Hands-free robotic leg massage device

Therabot arrived with a proof-of-concept prototype from a previous engineering team: functional, but large, bulky, and far from a product. We redesigned everything from the inside out. New motor architecture, new mechanical system, new internal layout, new exterior form. The result is a compact, production-ready device built entirely by SLIMDESIGN.

Challenge

A previous engineering team had proven the core concept: a motorised ring that wraps the leg, applies rolling pressure, and travels from ankle to thigh without any effort from the user. The prototype worked. It was also large, bulky, and visually intimidating. It communicated industrial machinery, not a consumer product. The task was to keep what was proven and rebuild everything else.

Approach

We started with motor selection, since the motor choices in the original device were the main driver of its bulk. A new configuration, optimised for torque, form factor, and continuous duty, unlocked a significantly smaller chassis. From there we redesigned the full mechanical architecture, developed the exterior from scratch, and built all electronics, firmware, and software in parallel.

 

Result

We delivered visual and functional prototypes built entirely from our own mechanical, electronic, and software work, with full production implementation support. The device is a fraction of the size of the original prototype, with a coherent exterior and validated product ecosystem. Therabot is in pre-order with the first 1,000 units shipping September 2026, priced from $499 to $749. The dual-motor architecture is covered by a pending patent.

 

Redesigned From The Inside Out

The size of the original prototype was largely driven by its motor selection. We evaluated multiple motor configurations, comparing torque, size, thermal performance, and duty cycle requirements to identify a solution that could deliver the necessary contact force within a much smaller package. This decision was key to reducing the overall size of the device.
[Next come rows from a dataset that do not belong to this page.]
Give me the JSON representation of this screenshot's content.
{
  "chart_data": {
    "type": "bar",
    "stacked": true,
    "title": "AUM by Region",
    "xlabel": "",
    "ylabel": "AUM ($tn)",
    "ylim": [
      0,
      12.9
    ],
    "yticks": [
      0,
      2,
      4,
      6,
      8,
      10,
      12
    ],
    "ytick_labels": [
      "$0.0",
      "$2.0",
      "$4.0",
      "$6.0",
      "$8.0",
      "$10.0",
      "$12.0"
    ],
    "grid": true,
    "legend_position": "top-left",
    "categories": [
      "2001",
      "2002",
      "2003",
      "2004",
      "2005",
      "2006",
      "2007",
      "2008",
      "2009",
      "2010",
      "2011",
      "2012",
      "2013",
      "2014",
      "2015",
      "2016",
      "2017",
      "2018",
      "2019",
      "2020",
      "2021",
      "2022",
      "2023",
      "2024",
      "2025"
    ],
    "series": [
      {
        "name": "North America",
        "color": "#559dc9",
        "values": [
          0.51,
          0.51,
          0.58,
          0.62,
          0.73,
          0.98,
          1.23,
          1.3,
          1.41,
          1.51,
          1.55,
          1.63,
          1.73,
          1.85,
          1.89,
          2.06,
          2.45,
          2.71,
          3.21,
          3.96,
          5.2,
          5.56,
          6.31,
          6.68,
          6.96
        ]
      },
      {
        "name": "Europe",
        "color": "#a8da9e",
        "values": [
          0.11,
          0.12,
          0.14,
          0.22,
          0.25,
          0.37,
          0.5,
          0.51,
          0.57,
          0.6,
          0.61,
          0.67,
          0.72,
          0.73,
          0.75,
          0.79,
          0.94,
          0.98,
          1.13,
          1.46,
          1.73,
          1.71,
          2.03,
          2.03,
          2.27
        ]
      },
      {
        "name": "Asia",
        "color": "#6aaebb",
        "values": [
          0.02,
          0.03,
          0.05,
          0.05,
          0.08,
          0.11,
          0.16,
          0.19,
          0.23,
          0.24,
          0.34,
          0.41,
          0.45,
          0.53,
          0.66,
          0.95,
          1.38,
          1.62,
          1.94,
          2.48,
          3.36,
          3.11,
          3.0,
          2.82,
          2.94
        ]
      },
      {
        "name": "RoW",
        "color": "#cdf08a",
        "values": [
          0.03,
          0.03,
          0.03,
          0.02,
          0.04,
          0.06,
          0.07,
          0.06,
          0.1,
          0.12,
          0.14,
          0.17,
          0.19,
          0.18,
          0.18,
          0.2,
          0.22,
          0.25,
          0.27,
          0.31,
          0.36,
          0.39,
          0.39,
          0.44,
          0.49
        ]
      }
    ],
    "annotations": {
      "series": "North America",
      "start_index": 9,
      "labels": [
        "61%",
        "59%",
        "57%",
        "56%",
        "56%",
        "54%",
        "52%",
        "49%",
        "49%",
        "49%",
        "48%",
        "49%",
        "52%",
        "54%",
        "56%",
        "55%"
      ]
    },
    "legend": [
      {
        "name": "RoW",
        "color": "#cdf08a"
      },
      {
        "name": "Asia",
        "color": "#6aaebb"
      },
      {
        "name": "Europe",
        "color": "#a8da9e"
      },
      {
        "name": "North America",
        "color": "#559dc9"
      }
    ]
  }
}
The system uses separate motors for its two primary functions. Tension motors adjust the chassis to apply pressure against the leg, while drive motors integrated into the rollers move the device along the body. Separating these functions allowed each system to be optimized independently for performance and control.

Chassis Tension Motors

A pinion-driven ring expands and contracts to press the rollers into the leg with controlled, adjustable force up to 12 kg (25 lbs), independent of travel speed.

Roller Drive Motors

Motors inside the rollers propel the device from ankle to thigh, maintaining rolling contact with the body throughout the stroke including across the knee.

User Testing

Every prototype was put on a leg. Pressure calibration, travel speed, roller contact across the knee, and battery endurance were all validated on real users before any parameter was locked. Force output was measured at multiple leg diameters to confirm the pressure calibration held across the full range of users. Travel consistency was tested across sessions, checking that the device tracked straight and returned cleanly to the start position without manual correction. Roller profiles were evaluated back to back on the same tester to isolate the sensation difference between variants. What works on a bench does not always work on a body, and the testing programme was designed to surface that gap as early as possible.

Engineering & Electronics

Hardware and software ran in parallel rather than in sequence. Mechanical changes fed immediately into the electronics and vice versa. SLIMDESIGN was responsible for the overall PCB layout strategy, including the definition of key component placement and critical footprint. We led the motor and sensor integration, and worked closely with the firmware development team to optimize system performance and control algorithms.

Form Exploration And Prototyping

Dozens of iterations were printed and assembled to validate form, fit, and function at every stage. Chassis arc geometry, roller cap profiles, ring closure mechanisms, and housing proportions were all explored in physical form before any decision was locked. This depth of iteration is what allowed us to move quickly and confidently toward the final design.